Each of these platforms provide their own custom development tools to build applications. These applications are referred to as native. Native applications have the ability to use device specific hardware such as microphones, cameras, GPS, etc. And this is where mobile applications shine. Mobile devices provide for a special computational need, they are portable and usable on the go, rich with an array of sensors, and easy to use. They are also more ubiquitous than personal computers. This means a business targeting mobile platforms can reach a large pool of customers.
There is an interesting connection between frontend and mobile development; hybrid application development. Original hybrid app frameworks made use of WebViews to port web applications to mobile. These applications were slow and did not provide a native experience for users, although they had the advantage of building and maintaining a single codebase for the frontend and mobile applications. More modern frameworks like React Native while using web technologies and tools, provide an implementation outside of WebViews to give a truly native experience. This means developers can maintain a core codebase and target web, iOS, and Android, with modifications made for parts of the application specific to the individual platforms.
The answer to the question of which approach to take, native or hybrid, will be provided by examining some varying concerns; the size of a company's development team, the kind of services being deployed, and the preferred development time.
Some mobile applications are just a variation of the frontend application, built to take advantage of hardware unique to mobile devices. These kinds of mobile applications usually have expanded functionality like bio-metric authentication, using fingerprint and iris scanning, or geolocation and geotagging using GPS. Then, there are applications built to target mobile platforms from the start.

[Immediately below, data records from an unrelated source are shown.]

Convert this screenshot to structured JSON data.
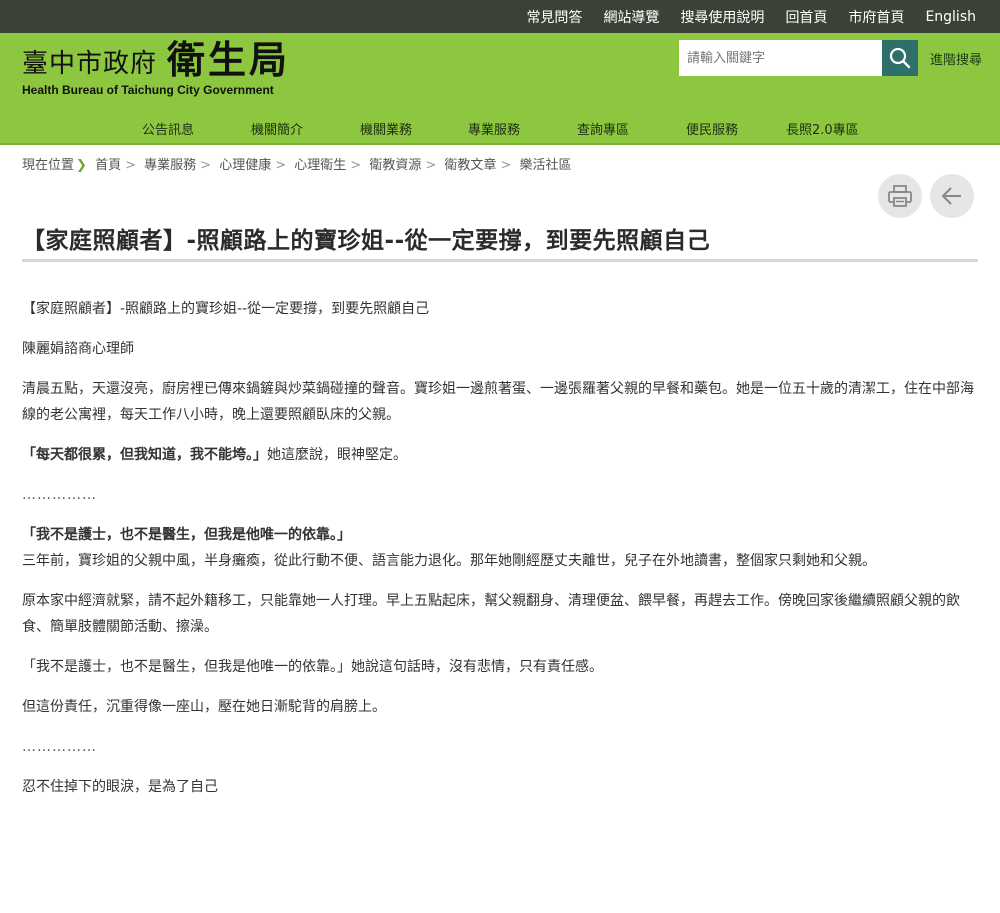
{
  "topbar": {
    "links": [
      "常見問答",
      "網站導覽",
      "搜尋使用說明",
      "回首頁",
      "市府首頁",
      "English"
    ]
  },
  "header": {
    "logo_city": "臺中市政府",
    "logo_bureau": "衛生局",
    "logo_en": "Health Bureau of Taichung City Government",
    "search_placeholder": "請輸入關鍵字",
    "advanced_search": "進階搜尋"
  },
  "nav": {
    "items": [
      "公告訊息",
      "機關簡介",
      "機關業務",
      "專業服務",
      "查詢專區",
      "便民服務",
      "長照2.0專區"
    ]
  },
  "breadcrumb": {
    "label": "現在位置",
    "items": [
      "首頁",
      "專業服務",
      "心理健康",
      "心理衛生",
      "衛教資源",
      "衛教文章",
      "樂活社區"
    ]
  },
  "article": {
    "title": "【家庭照顧者】-照顧路上的寶珍姐--從一定要撐，到要先照顧自己",
    "subtitle": "【家庭照顧者】-照顧路上的寶珍姐--從一定要撐，到要先照顧自己",
    "author": "陳麗娟諮商心理師",
    "p1": "清晨五點，天還沒亮，廚房裡已傳來鍋鏟與炒菜鍋碰撞的聲音。寶珍姐一邊煎著蛋、一邊張羅著父親的早餐和藥包。她是一位五十歲的清潔工，住在中部海線的老公寓裡，每天工作八小時，晚上還要照顧臥床的父親。",
    "quote1": "「每天都很累，但我知道，我不能垮。」",
    "quote1_tail": "她這麼說，眼神堅定。",
    "dots1": "……………",
    "heading2": "「我不是護士，也不是醫生，但我是他唯一的依靠。」",
    "p2": "三年前，寶珍姐的父親中風，半身癱瘓，從此行動不便、語言能力退化。那年她剛經歷丈夫離世，兒子在外地讀書，整個家只剩她和父親。",
    "p3": "原本家中經濟就緊，請不起外籍移工，只能靠她一人打理。早上五點起床，幫父親翻身、清理便盆、餵早餐，再趕去工作。傍晚回家後繼續照顧父親的飲食、簡單肢體關節活動、擦澡。",
    "p4": "「我不是護士，也不是醫生，但我是他唯一的依靠。」她說這句話時，沒有悲情，只有責任感。",
    "p5": "但這份責任，沉重得像一座山，壓在她日漸駝背的肩膀上。",
    "dots2": "……………",
    "p6": "忍不住掉下的眼淚，是為了自己"
  },
  "colors": {
    "topbar": "#3c4138",
    "header": "#8dc63f",
    "search_button": "#2e6e6b",
    "breadcrumb_arrow": "#6fa632"
  },
  "icons": [
    "search-icon",
    "print-icon",
    "back-arrow-icon",
    "chevron-right-icon"
  ]
}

These kind of applications might get dumbed-down web versions later down the line.
For new developers just starting out who are wondering what all this is about, understanding what these specializations comprise of and how they each tie-in together can help to inform on what track(s) to choose.
So, how do the different software development specializations tie-in together? The answer is in the interactions of the server-side and client-side. The server-side serves as a single source of truth for the various client-side applications. This means user data is the same across platforms. This also means any communications between client-side platforms is mediated by the backend. The backend is the glue that holds the pieces together.